La Paz University Hospital, Psychiatry, Paseo de la Castellana 261, 28036 Madrid, Spain.
La Paz University Hospital, Madrid, Spain.
J Clin Psychiatry. 2019 Feb 26;80(2):18m12416. doi: 10.4088/JCP.18m12416.
To determine the comparative effectiveness of 3 real-practice preventive programs aimed at lowering the relapse risk following a suicide attempt: a single priority appointment with an outpatient psychiatrist, an enhanced contact intervention, and an individual psychotherapy program.

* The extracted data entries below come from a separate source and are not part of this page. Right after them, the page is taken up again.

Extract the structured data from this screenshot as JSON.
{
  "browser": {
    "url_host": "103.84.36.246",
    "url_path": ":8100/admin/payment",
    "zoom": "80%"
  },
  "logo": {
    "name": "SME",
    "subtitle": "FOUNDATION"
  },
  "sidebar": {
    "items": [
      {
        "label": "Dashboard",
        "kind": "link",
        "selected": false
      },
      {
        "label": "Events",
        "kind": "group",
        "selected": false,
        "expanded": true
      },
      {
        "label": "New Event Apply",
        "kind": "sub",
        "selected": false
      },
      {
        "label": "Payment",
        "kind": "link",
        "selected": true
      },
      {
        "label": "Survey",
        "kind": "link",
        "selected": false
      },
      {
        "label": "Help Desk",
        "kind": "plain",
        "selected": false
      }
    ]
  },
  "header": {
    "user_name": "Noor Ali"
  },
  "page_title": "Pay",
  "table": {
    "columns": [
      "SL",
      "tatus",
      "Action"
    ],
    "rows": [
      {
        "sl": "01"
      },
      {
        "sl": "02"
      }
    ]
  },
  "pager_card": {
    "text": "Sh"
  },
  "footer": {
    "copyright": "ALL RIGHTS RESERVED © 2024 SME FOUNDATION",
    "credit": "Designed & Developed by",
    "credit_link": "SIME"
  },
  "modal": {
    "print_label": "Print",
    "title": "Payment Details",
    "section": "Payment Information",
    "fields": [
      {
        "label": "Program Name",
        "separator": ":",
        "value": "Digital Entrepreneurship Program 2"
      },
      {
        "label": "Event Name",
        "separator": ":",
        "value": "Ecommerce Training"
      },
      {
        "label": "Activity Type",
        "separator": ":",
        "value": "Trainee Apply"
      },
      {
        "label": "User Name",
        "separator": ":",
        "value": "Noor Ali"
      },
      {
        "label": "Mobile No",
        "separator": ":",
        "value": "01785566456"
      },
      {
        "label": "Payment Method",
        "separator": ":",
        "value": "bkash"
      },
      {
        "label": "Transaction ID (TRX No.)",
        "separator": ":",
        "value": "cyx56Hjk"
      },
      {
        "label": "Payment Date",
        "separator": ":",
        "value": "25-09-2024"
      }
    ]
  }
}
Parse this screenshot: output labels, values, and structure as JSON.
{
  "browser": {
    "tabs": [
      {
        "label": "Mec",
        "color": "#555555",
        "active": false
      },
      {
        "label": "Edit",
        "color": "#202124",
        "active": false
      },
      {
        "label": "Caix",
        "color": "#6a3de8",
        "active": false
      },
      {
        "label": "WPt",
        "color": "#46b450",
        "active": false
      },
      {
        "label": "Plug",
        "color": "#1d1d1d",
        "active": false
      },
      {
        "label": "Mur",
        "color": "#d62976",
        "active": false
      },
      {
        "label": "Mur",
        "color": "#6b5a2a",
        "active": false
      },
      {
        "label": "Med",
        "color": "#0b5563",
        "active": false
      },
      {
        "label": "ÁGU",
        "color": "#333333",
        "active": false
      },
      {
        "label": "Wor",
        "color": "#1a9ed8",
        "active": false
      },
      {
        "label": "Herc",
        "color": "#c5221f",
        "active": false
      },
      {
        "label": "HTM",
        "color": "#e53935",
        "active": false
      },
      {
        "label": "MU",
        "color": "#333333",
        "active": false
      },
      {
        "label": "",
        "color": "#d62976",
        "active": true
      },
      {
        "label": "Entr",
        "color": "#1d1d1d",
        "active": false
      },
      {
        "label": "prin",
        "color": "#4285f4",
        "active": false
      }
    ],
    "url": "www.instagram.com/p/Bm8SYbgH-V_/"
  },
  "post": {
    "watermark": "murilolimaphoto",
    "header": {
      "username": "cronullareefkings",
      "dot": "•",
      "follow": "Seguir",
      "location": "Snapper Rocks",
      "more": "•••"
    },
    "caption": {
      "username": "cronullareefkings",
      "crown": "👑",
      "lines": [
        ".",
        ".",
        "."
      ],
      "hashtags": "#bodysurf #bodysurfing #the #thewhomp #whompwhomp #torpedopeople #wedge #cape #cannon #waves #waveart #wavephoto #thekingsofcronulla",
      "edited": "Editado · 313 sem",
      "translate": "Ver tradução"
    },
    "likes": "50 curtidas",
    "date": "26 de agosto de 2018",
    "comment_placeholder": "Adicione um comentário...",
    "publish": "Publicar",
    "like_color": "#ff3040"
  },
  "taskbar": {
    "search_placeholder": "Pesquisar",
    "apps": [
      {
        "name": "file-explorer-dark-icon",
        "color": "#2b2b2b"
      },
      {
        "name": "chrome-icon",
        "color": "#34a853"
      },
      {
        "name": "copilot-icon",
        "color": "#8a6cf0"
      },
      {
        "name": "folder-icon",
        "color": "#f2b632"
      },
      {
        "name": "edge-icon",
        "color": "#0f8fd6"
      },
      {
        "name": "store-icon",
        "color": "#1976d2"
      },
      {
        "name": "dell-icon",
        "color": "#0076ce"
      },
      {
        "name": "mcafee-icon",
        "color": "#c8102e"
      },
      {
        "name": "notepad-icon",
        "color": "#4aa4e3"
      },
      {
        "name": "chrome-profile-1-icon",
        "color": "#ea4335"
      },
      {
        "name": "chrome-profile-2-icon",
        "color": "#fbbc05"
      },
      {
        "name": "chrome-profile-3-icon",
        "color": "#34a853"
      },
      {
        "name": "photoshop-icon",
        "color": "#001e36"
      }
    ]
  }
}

This observational study was conducted in a sample of 1,492 suicide attempters from 3 catchment areas in Madrid, Spain, between 2013 and 2017. Relapse was defined as an emergency department return after a new attempt within a 1-year follow-up. Kaplan-Meier survival functions were obtained by intervention, and Cox proportional hazard regression models were used to estimate unadjusted and adjusted risks of relapse by intervention. Sex- and age-stratified analyses were also conducted. Covariates were age, sex, history of suicide attempts, history of psychiatric disorders, main ICD-10 psychiatric diagnostic groups, medical comorbidities, and family support.
A total of 133 subjects (8.9%) relapsed. The psychotherapy group had a lower presence of known risk factors for suicide attempt. Individual psychotherapy and enhanced contact were more effective than a single priority appointment at reducing suicide reattempt, with a 40% lower relapse risk in adjusted models. Results did not differ after sex and age stratification.
In a naturalistic clinical setting, patients exposed to individual psychotherapy or an enhanced contact intervention had a similar, lower relapse risk than the single priority appointment group.
比较 3 种真实实践预防项目在降低自杀未遂后复发风险方面的效果,这 3 种项目分别为:与门诊精神科医生的单次优先预约、强化接触干预和个体心理治疗方案。
本观察性研究纳入了来自西班牙马德里 3 个地区的 1492 名自杀未遂者,研究时间为 2013 年至 2017 年。复发定义为在 1 年随访内新的尝试后返回急诊室。通过干预获得 Kaplan-Meier 生存函数,并使用 Cox 比例风险回归模型估计干预的未调整和调整后的复发风险。还进行了按性别和年龄分层的分析。协变量为年龄、性别、自杀未遂史、精神障碍史、主要 ICD-10 精神科诊断组别、合并症和家庭支持。
共有 133 名受试者(8.9%)复发。心理治疗组自杀未遂的已知危险因素发生率较低。个体心理治疗和强化接触干预比单次优先预约更能有效降低自杀再尝试,调整模型显示复发风险降低了 40%。在性别和年龄分层后,结果没有差异。
在自然临床环境中,接受个体心理治疗或强化接触干预的患者与单次优先预约组相比,复发风险相似且更低。